Ideally, he’ll eventually find a home in left field, following in the footsteps of Ted Williams, Carl Yastrzemski, Jim Rice, and Manny Ramirez in playing one of baseball’s historic glamour positions for the next 15 years. But given the logjam that currently exists in the Red Sox outfield, he’ll likely bounce around and may DH a little until the Sox front office makes some personnel moves.
Is he any good?
You don’t get to be the top prospect in all of baseball if you’re not.

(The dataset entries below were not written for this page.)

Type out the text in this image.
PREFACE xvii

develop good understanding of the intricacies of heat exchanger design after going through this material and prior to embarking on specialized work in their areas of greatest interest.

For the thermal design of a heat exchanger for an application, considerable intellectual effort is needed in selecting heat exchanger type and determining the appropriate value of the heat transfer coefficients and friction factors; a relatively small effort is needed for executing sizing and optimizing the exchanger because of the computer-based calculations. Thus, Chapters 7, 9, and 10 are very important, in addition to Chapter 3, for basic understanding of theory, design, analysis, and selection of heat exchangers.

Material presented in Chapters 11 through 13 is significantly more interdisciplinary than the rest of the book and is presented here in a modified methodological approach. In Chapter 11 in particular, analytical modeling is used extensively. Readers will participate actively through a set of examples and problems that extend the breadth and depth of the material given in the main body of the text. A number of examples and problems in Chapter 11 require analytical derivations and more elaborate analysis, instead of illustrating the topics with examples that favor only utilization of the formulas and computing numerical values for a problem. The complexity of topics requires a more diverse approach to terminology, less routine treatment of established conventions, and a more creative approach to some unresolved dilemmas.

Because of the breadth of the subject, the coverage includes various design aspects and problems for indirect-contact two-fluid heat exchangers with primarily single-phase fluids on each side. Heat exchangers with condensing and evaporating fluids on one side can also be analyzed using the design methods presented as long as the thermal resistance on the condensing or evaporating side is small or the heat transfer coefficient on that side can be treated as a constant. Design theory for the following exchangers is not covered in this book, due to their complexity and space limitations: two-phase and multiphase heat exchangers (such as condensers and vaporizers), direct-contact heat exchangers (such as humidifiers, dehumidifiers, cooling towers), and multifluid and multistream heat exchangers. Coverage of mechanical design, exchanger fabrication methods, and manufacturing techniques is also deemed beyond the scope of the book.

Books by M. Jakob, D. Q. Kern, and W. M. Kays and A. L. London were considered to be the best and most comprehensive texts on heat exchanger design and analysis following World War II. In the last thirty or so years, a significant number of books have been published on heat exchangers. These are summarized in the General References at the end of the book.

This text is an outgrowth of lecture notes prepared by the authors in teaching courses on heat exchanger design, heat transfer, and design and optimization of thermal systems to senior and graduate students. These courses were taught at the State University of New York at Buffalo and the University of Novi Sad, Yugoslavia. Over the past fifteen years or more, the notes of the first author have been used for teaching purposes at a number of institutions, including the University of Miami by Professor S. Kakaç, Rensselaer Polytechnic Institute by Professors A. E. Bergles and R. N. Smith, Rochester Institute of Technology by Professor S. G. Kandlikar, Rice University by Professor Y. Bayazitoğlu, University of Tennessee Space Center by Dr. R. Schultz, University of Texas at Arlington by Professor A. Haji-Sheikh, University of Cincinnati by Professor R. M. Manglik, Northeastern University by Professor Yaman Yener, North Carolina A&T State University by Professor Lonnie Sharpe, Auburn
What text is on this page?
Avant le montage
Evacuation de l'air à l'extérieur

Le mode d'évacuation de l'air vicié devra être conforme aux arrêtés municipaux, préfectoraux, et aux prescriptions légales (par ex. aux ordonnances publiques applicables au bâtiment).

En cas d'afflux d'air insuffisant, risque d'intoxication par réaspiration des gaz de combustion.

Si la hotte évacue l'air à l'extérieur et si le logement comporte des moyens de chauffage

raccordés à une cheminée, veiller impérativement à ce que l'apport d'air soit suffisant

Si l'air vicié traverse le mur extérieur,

The conversation about Anthony almost always centers around one of two things: his massive power and his advanced approach at the plate. Over the course of the 93 games he played in AAA, Anthony hit 13 homers and 21 doubles, slashing .309/.438/.501. Many of those homers were absolute moonshots, with one of them being potentially the single biggest homer ever hit in the Statcast era, in either the majors or the minors. Anthony hits the ball really, really hard. In fact, the line drive he hit off Shane Baz in fourth inning of his MLB debut last night was the hardest hit ball of the game at 111.2 MPH.
His approach is just as impressive, and he finished AAA with nearly as many walks as strikeouts (82 of the former, 87 of the later). In the modern game, a player walking as much as he strikes out is almost unheard of, especially amongst power hitters. In 2024, only three players managed to do it: Juan Soto, Mookie Betts, and Steven Kwan. Soto and Luis Arraez are currently the only active players with more walks than strikeouts over the course of their career. The only player to retire with more walks than strikeouts in the last 10 years was Albert Pujols. If you can walk about as much as you strikeout while hitting with power, you are pretty much the best hitter in the game. That’s Roman Anthony’s ceiling.
Show me a cool highlight.
I mean, I just told you that he hit what may have been the single biggest homer ever hit in the Statcast era. Obviously I’m going to show you that:
497-FOOT GRAND SLAM FOR ROMAN ANTHONY ‼️@RedSox | @WooSox | @RedSoxPlayerDev pic.twitter.com/kX6FcM8Afl
— MLB Pipeline (@MLBPipeline) June 8, 2025
What’s he doing his picture up there?
Would you look at that, we already answered that question for you!
What’s his role on the 2025 Red Sox?
That’s an interesting question!
It’s quite possible, if not probable, that Anthony will immediately be one of the best hitters on the team. So why hasn’t one of the best hitters on the team been on the team all year? Service time manipulation probably played a small role, as the Red Sox could lose a full year of contract control over Anthony if he finishes in the top-two of the Rookie of the Year voting. But I think the more likely explanation is simply that, with three young, dynamic, and cheap players already in the outfield, there was no easy and obvious way to get Anthony in the lineup, and when faced with a difficult roster problem, Craig Breslow failed to solve it.
Unfortunately, the problem still persists. Anthony was called up to replace the injured Wilyer Abreu. But Abreu is suffering only a minor oblique strain and likely won’t miss much time. Sooooo, what happens when Abreu is ready to come off the IL, possibly as early as nine days from now? I have absolutely no idea.
You don’t call up the number one prospect in baseball to serve merely as a short-term injury replacement. For the last eight months, Craig Breslow has procrastinated on the question of how to get Anthony in the lineup. But he’s run out of time. Roman Anthony is here, he’s earned his way up here, and the Sox now need to figure out how to keep him here.